PKK militants burn weapons in Iraq to launch disarmament
Thirty Kurdistan Workers Party (PKK) militants burned their weapons at the mouth of a cave in northern Iraq on Friday, marking a symbolic but significant step toward ending a decades-long insurgency against Turkey.
Footage from the ceremony showed the fighters, half of them women, queuing to place AK-47 assault rifles, bandoliers and other guns into a large grey cauldron.
Flames later engulfed the black gun shafts pointed to the sky, as Kurdish, Iraqi and Turkish officials watched nearby.
The PKK, locked in conflict with the Turkish state and outlawed since 1984, decided in May to disband, disarm and end its separatist struggle after a public call to do so from its long-imprisoned leader Abdullah Ocalan.
After a series of failed peace efforts, the new initiative could pave the way for Ankara to end an insurgency that has killed over 40,000 people, burdened the economy and wrought deep social and political divisions in Turkey and the wider region.

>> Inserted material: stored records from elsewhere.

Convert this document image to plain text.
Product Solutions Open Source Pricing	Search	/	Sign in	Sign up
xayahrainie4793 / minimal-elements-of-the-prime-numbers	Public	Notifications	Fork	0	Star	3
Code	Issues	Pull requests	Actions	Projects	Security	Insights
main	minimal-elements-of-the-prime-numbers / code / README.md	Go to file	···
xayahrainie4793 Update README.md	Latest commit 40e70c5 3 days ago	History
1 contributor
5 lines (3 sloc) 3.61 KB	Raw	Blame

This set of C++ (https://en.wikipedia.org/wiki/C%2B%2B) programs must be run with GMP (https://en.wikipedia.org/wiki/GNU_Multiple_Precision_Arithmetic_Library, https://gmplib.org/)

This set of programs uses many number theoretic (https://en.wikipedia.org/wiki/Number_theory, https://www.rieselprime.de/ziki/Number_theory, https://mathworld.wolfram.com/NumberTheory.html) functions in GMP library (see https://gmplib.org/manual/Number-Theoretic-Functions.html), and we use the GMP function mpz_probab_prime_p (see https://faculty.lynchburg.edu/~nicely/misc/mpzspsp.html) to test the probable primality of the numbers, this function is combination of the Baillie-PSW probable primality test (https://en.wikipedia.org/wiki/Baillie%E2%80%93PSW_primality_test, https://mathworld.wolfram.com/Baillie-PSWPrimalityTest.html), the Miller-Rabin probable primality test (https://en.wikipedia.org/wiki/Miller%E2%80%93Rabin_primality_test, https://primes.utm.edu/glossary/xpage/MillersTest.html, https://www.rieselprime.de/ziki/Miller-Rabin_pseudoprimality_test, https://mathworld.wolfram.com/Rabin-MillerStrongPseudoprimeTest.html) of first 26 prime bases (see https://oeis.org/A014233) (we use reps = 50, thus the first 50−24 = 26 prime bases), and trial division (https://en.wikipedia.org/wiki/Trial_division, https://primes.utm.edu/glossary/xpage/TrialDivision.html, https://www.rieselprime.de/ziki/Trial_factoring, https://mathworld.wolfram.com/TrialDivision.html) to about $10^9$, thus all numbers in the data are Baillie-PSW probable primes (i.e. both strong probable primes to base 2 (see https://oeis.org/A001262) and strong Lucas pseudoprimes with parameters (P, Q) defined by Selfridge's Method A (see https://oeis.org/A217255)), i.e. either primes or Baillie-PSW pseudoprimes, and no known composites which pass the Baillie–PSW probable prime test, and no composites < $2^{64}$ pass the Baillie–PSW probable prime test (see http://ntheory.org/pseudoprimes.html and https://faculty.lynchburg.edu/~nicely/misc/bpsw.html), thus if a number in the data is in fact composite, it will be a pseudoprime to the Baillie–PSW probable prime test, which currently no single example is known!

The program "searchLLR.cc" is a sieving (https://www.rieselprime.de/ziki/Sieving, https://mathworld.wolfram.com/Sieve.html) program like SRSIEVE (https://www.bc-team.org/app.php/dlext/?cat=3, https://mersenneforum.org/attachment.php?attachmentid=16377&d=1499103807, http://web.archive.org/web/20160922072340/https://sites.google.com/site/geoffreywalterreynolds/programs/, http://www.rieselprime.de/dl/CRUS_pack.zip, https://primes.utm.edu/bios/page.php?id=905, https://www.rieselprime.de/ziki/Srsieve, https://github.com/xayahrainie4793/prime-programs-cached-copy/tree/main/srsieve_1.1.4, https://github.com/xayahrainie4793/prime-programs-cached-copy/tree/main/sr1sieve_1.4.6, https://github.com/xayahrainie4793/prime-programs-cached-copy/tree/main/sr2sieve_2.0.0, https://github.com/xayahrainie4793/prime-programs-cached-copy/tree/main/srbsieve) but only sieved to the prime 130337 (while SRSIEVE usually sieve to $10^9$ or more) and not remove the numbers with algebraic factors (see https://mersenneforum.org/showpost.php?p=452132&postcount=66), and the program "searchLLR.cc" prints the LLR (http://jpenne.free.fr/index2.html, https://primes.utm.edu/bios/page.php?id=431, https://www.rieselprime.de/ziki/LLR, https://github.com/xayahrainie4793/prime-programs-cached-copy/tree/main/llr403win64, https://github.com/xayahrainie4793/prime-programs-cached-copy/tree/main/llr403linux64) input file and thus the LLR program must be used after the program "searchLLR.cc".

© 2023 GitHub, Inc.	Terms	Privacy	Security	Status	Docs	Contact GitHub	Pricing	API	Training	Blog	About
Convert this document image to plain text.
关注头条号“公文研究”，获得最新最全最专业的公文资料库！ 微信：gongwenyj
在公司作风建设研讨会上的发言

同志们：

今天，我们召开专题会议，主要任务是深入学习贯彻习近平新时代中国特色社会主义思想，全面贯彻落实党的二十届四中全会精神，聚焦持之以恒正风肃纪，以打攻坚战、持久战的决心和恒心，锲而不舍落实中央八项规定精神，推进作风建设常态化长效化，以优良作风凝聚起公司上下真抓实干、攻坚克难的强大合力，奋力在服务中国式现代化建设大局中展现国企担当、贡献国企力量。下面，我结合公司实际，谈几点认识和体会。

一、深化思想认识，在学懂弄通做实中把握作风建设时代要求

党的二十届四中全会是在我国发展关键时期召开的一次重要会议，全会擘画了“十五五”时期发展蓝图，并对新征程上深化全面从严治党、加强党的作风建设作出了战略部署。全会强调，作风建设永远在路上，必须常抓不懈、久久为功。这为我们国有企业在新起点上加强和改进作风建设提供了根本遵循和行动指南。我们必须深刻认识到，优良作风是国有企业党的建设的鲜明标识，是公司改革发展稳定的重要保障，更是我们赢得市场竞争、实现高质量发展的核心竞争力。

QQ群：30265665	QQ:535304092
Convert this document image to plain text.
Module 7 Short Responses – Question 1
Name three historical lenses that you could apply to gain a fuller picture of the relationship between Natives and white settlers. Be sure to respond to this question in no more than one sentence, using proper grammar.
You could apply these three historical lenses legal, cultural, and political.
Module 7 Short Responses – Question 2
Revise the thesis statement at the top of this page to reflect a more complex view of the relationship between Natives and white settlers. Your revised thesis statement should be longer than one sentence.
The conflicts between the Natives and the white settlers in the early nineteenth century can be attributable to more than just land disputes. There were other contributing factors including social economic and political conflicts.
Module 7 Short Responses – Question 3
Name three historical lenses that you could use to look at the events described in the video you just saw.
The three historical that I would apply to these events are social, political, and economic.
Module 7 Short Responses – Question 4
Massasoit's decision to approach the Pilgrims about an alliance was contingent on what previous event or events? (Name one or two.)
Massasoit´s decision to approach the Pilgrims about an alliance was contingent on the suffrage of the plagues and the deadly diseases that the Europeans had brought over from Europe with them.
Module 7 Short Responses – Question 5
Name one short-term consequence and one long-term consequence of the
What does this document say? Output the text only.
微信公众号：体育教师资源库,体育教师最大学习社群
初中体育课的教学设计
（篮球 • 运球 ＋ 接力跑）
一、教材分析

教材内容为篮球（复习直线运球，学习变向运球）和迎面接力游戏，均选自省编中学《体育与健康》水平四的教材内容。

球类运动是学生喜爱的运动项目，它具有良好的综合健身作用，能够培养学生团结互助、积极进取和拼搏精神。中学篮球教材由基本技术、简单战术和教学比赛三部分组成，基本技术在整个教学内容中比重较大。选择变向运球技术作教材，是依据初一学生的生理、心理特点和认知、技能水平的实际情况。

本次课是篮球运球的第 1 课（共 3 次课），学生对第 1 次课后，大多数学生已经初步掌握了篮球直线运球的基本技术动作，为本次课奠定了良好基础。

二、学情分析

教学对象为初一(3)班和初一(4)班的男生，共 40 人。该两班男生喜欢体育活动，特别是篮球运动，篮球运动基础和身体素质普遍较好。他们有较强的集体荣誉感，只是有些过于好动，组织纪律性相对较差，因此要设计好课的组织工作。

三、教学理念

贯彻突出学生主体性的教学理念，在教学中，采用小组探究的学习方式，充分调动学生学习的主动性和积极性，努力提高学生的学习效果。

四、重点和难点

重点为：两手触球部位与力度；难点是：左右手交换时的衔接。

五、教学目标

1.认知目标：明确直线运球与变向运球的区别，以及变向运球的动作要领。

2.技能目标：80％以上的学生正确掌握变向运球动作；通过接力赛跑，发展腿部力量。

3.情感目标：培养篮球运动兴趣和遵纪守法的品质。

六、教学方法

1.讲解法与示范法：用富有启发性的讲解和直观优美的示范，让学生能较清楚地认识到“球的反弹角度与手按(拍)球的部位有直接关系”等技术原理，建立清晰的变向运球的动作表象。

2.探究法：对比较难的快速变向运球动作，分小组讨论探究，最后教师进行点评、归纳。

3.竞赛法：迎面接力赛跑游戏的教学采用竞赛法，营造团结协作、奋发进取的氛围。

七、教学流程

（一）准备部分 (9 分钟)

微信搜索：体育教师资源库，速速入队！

President Tayyip Erdogan said he hoped the PKK's dissolution would bolster Turkish security and regional stability. "May God grant us success in achieving our goals on this path we walk for the security of our country, the peace of our nation, and the establishment of lasting peace in our region," he said on X.
Friday's ceremony was held at the entrance of the Jasana cave in the town of Dukan, 60 km (37 miles) northwest of Sulaymaniyah in the Kurdistan region of Iraq's north.
The fighters, in beige military fatigues, were flanked by four commanders including senior PKK figure Bese Hozat, who read a statement in Turkish declaring the group's decision to disarm. "We voluntarily destroy our weapons, in your presence, as a step of goodwill and determination," she said, before another commander read the same statement in Kurdish.
Helicopters hovered overhead, with dozens of Iraqi Kurdish security forces surrounding the mountainous area, a Reuters witness said.